Estos días se ha hablado, y mucho, de una pareja que ha sido “pillada” manteniendo relaciones sexuales en el Metro de Barcelona y cuyas imágenes han revolucionado las redes sociales. La libido la tendrían por las nubes, puesto que no pudieron esperar a llegar a casa.

La libido se define como el deseo sexual de una persona, pero a veces se pierde… La disfunción sexual hipoactiva se caracteriza por una disminución erótica, falta de deseo, no sentir excitación y/o incapacidad para llegar al orgasmo.

Todos estos síntomas desembocan en frecuentes problemas en la relación de pareja, que se bloquea, dando paso a males entendidos, discusiones, escusas, etc.

¿Pero, por qué se pierden las ganas?

  • Ansiedad: Te invaden pensamientos ansiosos, estás estresado por todo lo que tienes a tu alrededor y, en definitiva, no te centras en el momento pasional, por lo que no prestas atención a los pequeños detalles que te pueden hacer sentir bien.
  • Ha disminuido la atracción por tu pareja.
  • Depresión: Estás pasando por un mal momento en el que no tienes ganas de nada, y mucho menos que te hablen de sexo.
  • Fármacos: Determinados medicamentos producen efectos secundarios relacionados con la inapetencia.
  • Falta de juegos.

Sea cual sea la causa de esa falta de ganas, lo más importante es la comunicación con la otra persona, descubrir qué ocurre e intentar solucionarlo.

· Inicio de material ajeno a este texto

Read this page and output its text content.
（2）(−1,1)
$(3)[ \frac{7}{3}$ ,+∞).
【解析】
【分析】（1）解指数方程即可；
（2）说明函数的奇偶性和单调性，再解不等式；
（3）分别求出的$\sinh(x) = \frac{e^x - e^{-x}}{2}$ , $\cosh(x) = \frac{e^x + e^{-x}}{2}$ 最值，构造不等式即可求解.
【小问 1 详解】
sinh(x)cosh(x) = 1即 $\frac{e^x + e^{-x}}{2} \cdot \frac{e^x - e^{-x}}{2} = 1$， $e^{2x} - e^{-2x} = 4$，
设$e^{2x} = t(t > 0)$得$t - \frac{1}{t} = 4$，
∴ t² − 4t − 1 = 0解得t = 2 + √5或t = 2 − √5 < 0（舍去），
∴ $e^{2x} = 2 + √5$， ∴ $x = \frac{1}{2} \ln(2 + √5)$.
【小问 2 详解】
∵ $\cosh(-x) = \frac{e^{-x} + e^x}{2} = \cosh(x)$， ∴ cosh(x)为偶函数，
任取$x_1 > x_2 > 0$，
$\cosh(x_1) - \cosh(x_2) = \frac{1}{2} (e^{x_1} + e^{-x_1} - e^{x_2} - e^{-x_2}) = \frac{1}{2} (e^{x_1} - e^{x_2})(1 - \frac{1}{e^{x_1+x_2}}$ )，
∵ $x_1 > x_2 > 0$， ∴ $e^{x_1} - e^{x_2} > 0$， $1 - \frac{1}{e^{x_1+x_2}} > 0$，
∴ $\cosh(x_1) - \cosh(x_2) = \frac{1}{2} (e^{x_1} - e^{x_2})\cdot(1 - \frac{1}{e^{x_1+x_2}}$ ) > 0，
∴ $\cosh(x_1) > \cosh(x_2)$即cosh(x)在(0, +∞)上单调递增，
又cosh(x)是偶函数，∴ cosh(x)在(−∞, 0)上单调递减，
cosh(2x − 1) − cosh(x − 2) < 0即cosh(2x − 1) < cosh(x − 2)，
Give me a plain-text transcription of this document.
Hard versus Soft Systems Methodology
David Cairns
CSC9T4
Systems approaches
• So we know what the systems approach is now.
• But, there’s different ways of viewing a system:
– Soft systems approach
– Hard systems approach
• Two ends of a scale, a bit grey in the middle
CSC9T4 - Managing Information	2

Si disfrutas con algo, seguro que quieres repetir, pero si algo no va bien o no te ha proporcionado lo que esperabas, te costará un mundo ponerte manos a la obra. Por eso, para que nos resulte más cómodo, erótico, agradable, divertido, pasional, etc. (este etcétera os los dejo a vuestra imaginación) hay que:

  • Decirle a la pareja lo que deseas y lo que te gusta o lo que no te gusta. Estas pistas son claves para estar bien y cómodos.
  • Aprovechar las miradas, las caricias y los movimientos para comunicarnos y ser cómplices de lo que está pasando.
  • Transformar los mensajes negativos por lo que sí nos gusta.
  • Entrenar el mindfullnes. Prestar atención a lo que sientes momento a momento. Si aprendemos a estar presentes, sin pensar en lo que nos rodea, solo sintiendo, el sexo será de un nivel extra.
  • Y por último, más imaginación.

Hay que romper con la creencia de que el sexo es un pecado, un tema tabú, de que es un mero trámite en la relación de pareja y del que solo los hombres disfrutan. El sexo forma parte de nuestra vida y sin duda es bueno para la salud mental.

“El principal órgano sexual es el cerebro y su herramienta más poderosa es la palabra”.